The 35-year-old, who lives in Inverness, was diagnosed with endometriosis around 15 years ago and has been passed “from doctor to doctor”.
She had surgery and has been prescribed so many painkillers her capacity to take them has been reduced, but nothing seems to have helped.
Despite her pain beginning two decades later, Ms Czech-Seklecka’s story is similar to that of Catherine Hughes, 53.
Ms Hughes was given a possible endometriosis diagnosis 25 years ago, but like Ms Czech-Seklecka she has other conditions alongside this, and doctors struggled to pinpoint the cause of the pain.
This pain left her “like a demented lion”, and she retired early, while Ms Czech-Seklecka was also forced to quit her job.
Both women have had to travel for treatment – Ms Czech-Seklecka to Edinburgh, and Ms Hughes to London.

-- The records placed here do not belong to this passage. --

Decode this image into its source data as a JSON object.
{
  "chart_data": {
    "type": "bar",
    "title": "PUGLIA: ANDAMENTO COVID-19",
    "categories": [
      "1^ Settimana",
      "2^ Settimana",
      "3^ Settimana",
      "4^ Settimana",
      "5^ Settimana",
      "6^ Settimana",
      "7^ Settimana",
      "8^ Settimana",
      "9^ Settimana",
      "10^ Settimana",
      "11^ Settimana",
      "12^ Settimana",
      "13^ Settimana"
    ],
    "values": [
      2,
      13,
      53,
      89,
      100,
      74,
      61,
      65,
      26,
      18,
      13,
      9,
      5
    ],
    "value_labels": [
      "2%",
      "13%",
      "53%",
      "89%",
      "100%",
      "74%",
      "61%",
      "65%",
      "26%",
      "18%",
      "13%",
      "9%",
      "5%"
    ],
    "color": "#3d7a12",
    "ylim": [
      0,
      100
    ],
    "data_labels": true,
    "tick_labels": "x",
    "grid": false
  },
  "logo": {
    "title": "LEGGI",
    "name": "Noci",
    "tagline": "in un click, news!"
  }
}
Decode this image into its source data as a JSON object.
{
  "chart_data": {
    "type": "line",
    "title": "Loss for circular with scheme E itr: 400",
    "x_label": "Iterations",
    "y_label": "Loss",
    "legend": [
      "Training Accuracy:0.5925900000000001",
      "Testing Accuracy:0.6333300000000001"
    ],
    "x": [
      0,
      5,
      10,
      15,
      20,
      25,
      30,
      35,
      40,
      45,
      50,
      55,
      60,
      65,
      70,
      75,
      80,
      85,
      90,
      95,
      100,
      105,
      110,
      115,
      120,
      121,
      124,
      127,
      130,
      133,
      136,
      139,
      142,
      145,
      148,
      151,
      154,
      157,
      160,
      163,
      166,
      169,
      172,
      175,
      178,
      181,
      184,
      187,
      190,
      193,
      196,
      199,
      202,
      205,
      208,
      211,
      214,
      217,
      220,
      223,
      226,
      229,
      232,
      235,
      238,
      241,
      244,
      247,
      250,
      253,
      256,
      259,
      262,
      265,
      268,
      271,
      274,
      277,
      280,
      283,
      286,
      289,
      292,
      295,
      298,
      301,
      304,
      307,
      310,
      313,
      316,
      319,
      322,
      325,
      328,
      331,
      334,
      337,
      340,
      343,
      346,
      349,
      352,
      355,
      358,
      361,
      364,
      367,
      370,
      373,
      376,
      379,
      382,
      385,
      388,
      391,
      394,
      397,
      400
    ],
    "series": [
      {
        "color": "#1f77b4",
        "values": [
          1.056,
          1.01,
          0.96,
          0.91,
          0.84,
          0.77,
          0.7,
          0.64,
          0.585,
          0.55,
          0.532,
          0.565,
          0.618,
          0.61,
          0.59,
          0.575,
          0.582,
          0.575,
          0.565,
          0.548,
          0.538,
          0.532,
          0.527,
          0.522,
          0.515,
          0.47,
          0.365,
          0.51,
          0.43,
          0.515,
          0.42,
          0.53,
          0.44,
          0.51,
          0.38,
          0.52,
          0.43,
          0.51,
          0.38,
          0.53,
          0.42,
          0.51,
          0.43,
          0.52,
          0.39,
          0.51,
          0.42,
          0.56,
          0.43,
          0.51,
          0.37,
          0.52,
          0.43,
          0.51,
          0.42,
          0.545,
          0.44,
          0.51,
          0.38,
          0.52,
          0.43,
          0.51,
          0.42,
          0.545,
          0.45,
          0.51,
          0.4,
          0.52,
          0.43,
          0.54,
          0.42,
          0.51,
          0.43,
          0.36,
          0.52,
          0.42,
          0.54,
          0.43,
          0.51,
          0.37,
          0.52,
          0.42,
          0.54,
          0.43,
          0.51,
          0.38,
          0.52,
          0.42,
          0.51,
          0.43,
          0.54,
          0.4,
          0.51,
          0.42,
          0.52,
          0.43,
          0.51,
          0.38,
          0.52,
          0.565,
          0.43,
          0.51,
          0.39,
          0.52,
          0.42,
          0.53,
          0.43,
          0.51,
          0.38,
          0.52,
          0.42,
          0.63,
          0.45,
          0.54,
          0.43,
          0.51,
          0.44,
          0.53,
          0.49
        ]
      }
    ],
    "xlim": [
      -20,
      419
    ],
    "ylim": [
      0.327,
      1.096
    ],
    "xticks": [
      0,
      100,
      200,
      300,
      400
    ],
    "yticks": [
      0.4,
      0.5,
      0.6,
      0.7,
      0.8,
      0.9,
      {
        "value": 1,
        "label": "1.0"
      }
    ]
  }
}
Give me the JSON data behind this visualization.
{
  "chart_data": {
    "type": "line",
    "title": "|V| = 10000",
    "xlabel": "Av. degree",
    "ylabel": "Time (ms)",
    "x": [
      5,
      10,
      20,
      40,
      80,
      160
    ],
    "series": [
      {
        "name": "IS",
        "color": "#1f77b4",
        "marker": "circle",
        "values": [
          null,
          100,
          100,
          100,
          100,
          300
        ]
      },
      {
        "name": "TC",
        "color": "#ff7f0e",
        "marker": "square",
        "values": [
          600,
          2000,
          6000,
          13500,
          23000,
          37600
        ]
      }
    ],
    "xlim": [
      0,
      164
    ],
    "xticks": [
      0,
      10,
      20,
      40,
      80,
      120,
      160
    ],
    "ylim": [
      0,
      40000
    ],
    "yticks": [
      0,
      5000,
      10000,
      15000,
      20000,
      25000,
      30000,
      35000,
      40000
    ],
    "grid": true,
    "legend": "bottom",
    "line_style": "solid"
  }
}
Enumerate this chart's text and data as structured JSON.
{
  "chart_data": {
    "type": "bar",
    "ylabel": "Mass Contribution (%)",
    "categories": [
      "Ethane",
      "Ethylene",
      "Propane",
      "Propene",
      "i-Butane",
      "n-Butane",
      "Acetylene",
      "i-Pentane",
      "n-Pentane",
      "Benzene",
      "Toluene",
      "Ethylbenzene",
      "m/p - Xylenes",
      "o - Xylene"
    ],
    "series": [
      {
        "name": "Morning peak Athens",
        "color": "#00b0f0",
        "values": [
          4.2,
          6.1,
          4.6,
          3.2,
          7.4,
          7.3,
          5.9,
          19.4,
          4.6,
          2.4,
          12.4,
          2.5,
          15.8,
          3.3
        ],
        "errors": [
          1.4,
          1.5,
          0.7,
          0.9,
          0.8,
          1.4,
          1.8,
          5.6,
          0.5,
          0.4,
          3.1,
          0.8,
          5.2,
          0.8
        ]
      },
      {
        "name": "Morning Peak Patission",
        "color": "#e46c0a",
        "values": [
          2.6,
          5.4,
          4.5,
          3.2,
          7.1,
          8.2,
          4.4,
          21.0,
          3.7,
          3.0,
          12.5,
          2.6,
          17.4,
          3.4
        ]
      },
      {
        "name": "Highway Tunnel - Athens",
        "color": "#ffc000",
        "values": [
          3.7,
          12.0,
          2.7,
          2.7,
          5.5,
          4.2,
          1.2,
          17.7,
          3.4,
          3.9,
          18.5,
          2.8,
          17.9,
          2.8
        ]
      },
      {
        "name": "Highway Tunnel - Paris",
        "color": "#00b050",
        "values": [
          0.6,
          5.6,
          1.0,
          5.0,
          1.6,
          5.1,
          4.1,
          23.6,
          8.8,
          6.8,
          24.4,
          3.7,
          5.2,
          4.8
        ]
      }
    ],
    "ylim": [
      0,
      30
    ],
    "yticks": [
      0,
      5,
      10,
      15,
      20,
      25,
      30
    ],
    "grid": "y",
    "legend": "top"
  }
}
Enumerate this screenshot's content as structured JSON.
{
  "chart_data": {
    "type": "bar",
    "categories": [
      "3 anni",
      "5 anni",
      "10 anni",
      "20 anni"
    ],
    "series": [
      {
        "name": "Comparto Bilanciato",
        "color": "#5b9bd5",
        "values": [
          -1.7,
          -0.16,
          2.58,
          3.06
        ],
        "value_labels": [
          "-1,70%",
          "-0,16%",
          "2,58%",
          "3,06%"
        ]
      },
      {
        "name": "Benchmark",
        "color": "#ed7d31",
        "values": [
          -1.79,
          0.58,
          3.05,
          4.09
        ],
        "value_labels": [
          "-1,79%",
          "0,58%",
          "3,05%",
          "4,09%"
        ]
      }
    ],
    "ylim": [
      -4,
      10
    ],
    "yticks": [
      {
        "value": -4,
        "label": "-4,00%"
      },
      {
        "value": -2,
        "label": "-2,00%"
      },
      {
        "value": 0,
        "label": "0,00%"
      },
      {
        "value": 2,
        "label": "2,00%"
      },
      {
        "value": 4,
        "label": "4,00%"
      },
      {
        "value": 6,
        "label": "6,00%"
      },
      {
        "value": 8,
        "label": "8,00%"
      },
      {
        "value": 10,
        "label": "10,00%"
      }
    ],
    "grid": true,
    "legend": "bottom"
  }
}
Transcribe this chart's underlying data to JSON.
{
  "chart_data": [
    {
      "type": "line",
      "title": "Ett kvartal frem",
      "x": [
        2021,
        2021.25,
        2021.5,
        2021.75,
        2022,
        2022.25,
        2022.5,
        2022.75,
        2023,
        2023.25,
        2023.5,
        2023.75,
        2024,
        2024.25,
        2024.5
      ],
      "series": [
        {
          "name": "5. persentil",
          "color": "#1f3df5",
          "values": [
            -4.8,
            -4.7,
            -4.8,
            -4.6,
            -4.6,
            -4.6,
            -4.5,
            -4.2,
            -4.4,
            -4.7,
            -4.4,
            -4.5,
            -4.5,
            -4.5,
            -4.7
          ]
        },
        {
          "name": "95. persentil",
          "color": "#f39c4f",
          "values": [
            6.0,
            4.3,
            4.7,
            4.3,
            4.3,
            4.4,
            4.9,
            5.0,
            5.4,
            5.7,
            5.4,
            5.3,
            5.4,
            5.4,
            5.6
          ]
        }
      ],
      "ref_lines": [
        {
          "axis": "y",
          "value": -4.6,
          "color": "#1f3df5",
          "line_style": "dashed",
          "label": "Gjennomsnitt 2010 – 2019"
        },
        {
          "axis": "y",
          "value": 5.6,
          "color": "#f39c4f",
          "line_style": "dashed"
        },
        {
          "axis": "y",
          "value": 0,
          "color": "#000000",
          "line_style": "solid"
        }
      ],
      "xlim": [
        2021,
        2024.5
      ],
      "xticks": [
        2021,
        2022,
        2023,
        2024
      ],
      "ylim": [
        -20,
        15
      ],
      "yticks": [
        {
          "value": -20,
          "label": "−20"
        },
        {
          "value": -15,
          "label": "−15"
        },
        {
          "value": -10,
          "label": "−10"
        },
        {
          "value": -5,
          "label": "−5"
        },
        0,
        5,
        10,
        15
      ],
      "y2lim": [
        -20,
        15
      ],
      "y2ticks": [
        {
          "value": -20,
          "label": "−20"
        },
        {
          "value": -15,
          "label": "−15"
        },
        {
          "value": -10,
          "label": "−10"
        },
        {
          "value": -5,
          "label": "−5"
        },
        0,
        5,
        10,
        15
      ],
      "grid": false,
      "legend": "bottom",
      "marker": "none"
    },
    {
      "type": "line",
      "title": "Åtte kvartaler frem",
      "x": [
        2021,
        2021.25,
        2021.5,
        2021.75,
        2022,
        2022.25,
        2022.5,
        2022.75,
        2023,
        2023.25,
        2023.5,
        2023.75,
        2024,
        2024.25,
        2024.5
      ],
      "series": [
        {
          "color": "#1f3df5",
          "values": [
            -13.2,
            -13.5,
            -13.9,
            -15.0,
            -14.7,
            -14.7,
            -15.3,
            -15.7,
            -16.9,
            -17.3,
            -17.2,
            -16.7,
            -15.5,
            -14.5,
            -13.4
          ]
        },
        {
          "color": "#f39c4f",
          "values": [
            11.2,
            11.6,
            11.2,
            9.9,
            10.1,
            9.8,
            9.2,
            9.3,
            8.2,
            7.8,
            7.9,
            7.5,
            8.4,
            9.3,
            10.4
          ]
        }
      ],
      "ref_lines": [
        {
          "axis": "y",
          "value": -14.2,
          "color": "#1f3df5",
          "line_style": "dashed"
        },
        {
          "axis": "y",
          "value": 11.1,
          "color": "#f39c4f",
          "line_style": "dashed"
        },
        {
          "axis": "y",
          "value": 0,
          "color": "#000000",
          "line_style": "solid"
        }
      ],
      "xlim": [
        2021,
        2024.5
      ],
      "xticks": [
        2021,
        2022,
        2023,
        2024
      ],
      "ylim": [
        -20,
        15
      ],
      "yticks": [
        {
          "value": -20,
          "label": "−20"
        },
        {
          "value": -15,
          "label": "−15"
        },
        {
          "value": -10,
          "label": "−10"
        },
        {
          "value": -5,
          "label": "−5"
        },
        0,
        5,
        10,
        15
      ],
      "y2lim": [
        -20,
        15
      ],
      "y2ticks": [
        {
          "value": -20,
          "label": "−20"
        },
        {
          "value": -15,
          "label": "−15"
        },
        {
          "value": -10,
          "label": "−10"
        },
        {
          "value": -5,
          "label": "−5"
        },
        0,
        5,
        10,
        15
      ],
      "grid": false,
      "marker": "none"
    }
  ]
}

Ms Hughes, who is a member of the Scottish Government cross-party group on chronic pain, is concerned about the care available in Scotland and warns many people like her have been “totally abandoned” during the pandemic.
This is a feeling shared by Karen Gardiner, director of a women’s healthcare company who set up an eight-week online programme during the pandemic aimed at those with pelvic or bladder pain, including endometriosis.
The Scottish Government is offering funded places on the programme until the end of March.
The programme is intended to sit alongside medical care, Dr Gardiner said, supporting patients and helping them to develop hope while on medical waiting lists.
“I've heard more heart-breaking stories talking to endometriosis patients than possibly any other group,” said Dr Gardiner.
“When you ask people to complete pain questionnaires, patients who've got chronic pelvic pain, which includes endometriosis and bladder pain, they often score the pain higher than childbirth.
“What you're talking about here is chronic pain, sometimes acute pain, but pain that is so all consuming that it is really difficult to function or think about anything else.”
These patients are often young, and many have poor mental health as a result of the pain and diminishing hope they can be treated.
There is no “magic wand” to fix the problem, Dr Gardiner said.
Every patient she speaks to ends up in tears, she added, and says it is the first time they have felt listened to or supported.
Dr Gardiner said she believed the healthcare system must focus less on repeated diagnostic tests trying to pinpoint exactly what is wrong, and instead spend more time listening to patients, and taking full medical histories as trauma or childhood experiences often influence pain later in life.
It comes after a Scottish Government-funded report from Endometriosis UK found endometriosis care in Scotland was not meeting the “base level” outlined in standards guidelines.
The average time to get a diagnosis in Scotland is eight-and-a-half years, the report found.
Women’s health minister Maree Todd welcomed the report and said the Scottish Government would work to implement recommendations from the charity.